When is Gun Control Not Political?

When it’s “public health,” lead by meddling doctors:

To pediatricians, gun control is a public health issue, not a political one. But they’re treading a fine line, and they know it.

The American Academy of Pediatrics has begun a renewed push to try to get Congress to pass gun control measures, sending more than 100 pediatricians to Capitol Hill earlier this month.

Gun control is always political. Doctors should focus on healing patience, not butting their noses in where they don’t belong.

Miller’s done research on gun deaths using what CDC data he could get — dating from before Congress cut its funding.

He divided the U.S. population in half, classifying half as living in high-gun-ownership states and half in low-gun-ownership states. In the “high gun states,” 21,148 people were murdered between 1988 and 1997, compared with 7,266 in the “low gun states”.  He found 369 kids up to 14 of age who were murdered using guns in states with high rates of gun ownership; 97 were killed deliberately with guns in low-ownership states.

That’s just simply bogus. There’s no earthly reason to make that kind of division unless you’re trying to get a result. It’s possible to analyze the 50 states individually, without arbitrarily dividing your data points. But there’s probably a reason he did that. With murder rates there’s no correlation to gun ownership. There’s also no real trend when it comes to Brady scores. There isn’t a correlation Internationally, and nor do suicide rates correlate.

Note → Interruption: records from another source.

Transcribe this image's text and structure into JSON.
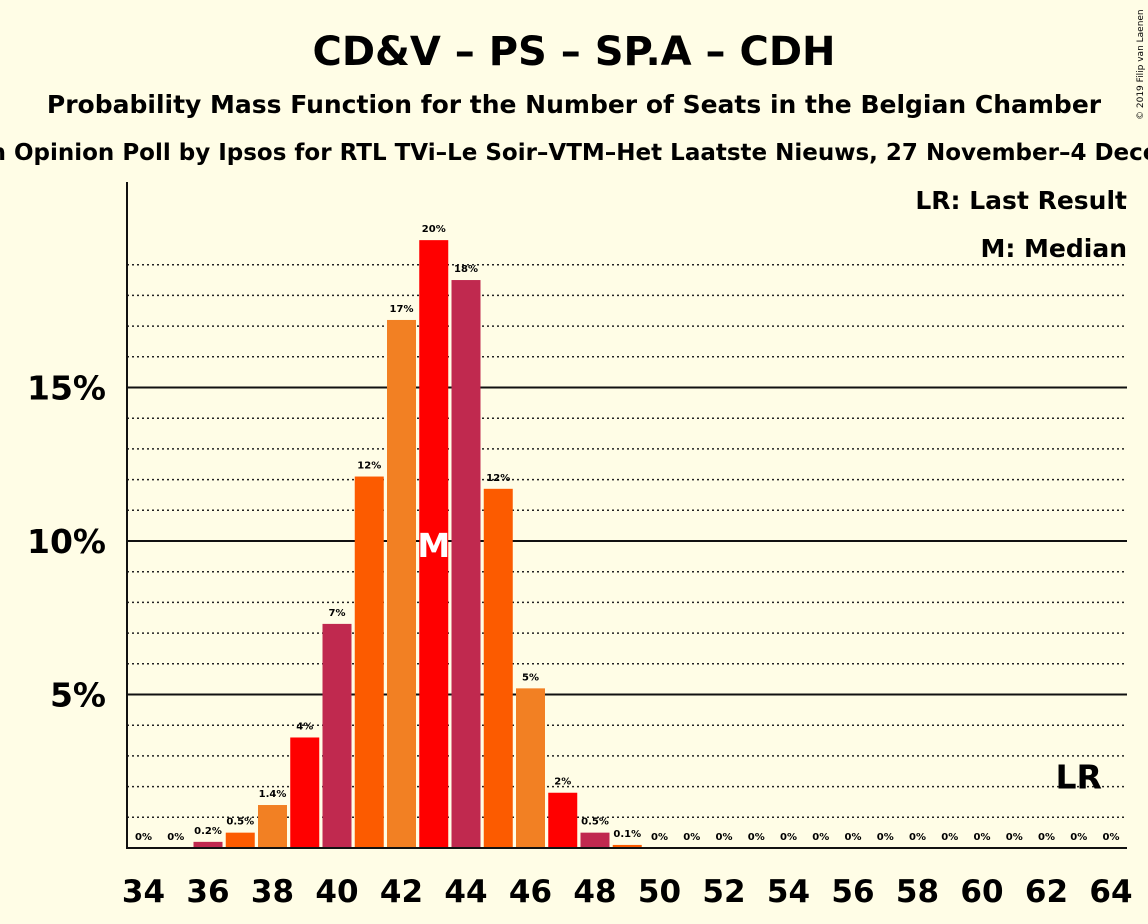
{
  "chart_data": {
    "type": "bar",
    "title": "CD&V – PS – SP.A – CDH",
    "subtitle": "Probability Mass Function for the Number of Seats in the Belgian Chamber",
    "subtitle2": "n Opinion Poll by Ipsos for RTL TVi–Le Soir–VTM–Het Laatste Nieuws, 27 November–4 Dece",
    "copyright": "© 2019 Filip van Laenen",
    "x": [
      34,
      35,
      36,
      37,
      38,
      39,
      40,
      41,
      42,
      43,
      44,
      45,
      46,
      47,
      48,
      49,
      50,
      51,
      52,
      53,
      54,
      55,
      56,
      57,
      58,
      59,
      60,
      61,
      62,
      63,
      64
    ],
    "values": [
      0,
      0,
      0.2,
      0.5,
      1.4,
      3.6,
      7.3,
      12.1,
      17.2,
      19.8,
      18.5,
      11.7,
      5.2,
      1.8,
      0.5,
      0.1,
      0,
      0,
      0,
      0,
      0,
      0,
      0,
      0,
      0,
      0,
      0,
      0,
      0,
      0,
      0
    ],
    "data_labels": [
      "0%",
      "0%",
      "0.2%",
      "0.5%",
      "1.4%",
      "4%",
      "7%",
      "12%",
      "17%",
      "20%",
      "18%",
      "12%",
      "5%",
      "2%",
      "0.5%",
      "0.1%",
      "0%",
      "0%",
      "0%",
      "0%",
      "0%",
      "0%",
      "0%",
      "0%",
      "0%",
      "0%",
      "0%",
      "0%",
      "0%",
      "0%",
      "0%"
    ],
    "x_tick_labels": [
      "34",
      "36",
      "38",
      "40",
      "42",
      "44",
      "46",
      "48",
      "50",
      "52",
      "54",
      "56",
      "58",
      "60",
      "62",
      "64"
    ],
    "y_ticks": [
      5,
      10,
      15
    ],
    "y_tick_labels": [
      "5%",
      "10%",
      "15%"
    ],
    "ylim": [
      0,
      21.5
    ],
    "minor_grid_step": 1,
    "median": 43,
    "median_label": "M",
    "last_result": 63,
    "last_result_label": "LR",
    "legend": [
      "LR: Last Result",
      "M: Median"
    ],
    "colors": [
      "#f28023",
      "#ff0000",
      "#c0294f",
      "#fc5b00"
    ]
  }
}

These people have an agenda, they are willing to lend the credibility of their profession to bad research and lies, and their funding for this kind of garbage must remain cut off.

9 thoughts on “When is Gun Control Not Political?”

  1. I wonder what would happen if we compared the number of child deaths from guns with the number of child deaths from medical malpractice?

  2. That has to be one of the worst research designs I’ve ever seen. Arbitrary categorization like that has no place in the scientific method.

  3. The American Academy of Pediatrics has begun a renewed push to try to get Congress to pass gun control measures, sending more than 100 pediatricians to Capitol Hill earlier this month.

    That is the point where it crosses the line into politics- when you send people to congress to lobby. If they want to include gun safety in a pamphlet about child-proofing your home for new parents, I would call that in the “public safety” area.

    In the “high gun states,” 21,148 people were murdered between 1988 and 1997, compared with 7,266 in the “low gun states”.

    They left of the “with guns” line, which surely this stat must be for- especially since the kids stats that followed were “with guns”.

    A word on suicides- there is a correlation when looking at state data in the USA, but not internationally (which was showed in the Kates/Mauser link you provided). Nor is there a domestic correlation with murder and violent crimes as you said. But the one piece of data they do have is “gun states” correlating to suicide rates, so we have to be careful with how that is phrased in order to maintain accuracy.

  4. My children know to tell the pediatrician to talk with me, if they’re asked about firearms in the house

  5. One can only hope that pediatricians are more competent when it comes to actual medical issues. Seems to me that this kind of behavior feeds conspiracy theories about vaccines.

  6. Here is the reason why we find our pediatricians polling for gun control. It is because the drug company’s that send them millions in pills are now pushing their agenda so that we will stop looking at them as part of the reason that these crazy people go out and kill innocents! All this is only because of the almighty dollar…..

  7. I’m wise to Miller’s scam. In fact I’m shocked the article let this telling detail see light, “And there were more murders overall, even using weapons other than guns in the high-gun-ownership states, Miller found.”

    The fact is comparing murder rates and gun ownership rates by State division is an old scam that dates all the way back to the 1960’s and ‘research’ by anti-gun hack Zimring. Zimring ‘found’ that the Southern States region with higher rates of gun ownership also had a higher murder rate than the other regions. Gee class, can any of you think of another possible explanation for the higher murder rate? (hint, think of the demographics)

    The problem with Zimring’s (and now Miller’s) theory of more guns = more murders is it doesn’t explain why rural areas have lower rates of murder than urban areas despite higher rates of gun ownership in rural areas. Nor why richer people with higher rates of gun ownership have lower rates of murder. Nor why our nation has fewer murders today than twenty years ago despite a mountain of new weapons added since then. Nor why Black people who have lower rates of gun ownership suffer from an astoundingly higher rate of murder than other ethnicities.

  8. Missing from that is the age that they consider them children. Coming from the same group tha advocates for child health insurance until age 24… thats a very weighted sample.

    Basically, does “children” include the 17yo gang member thats already done his first drive-by at the age of 15?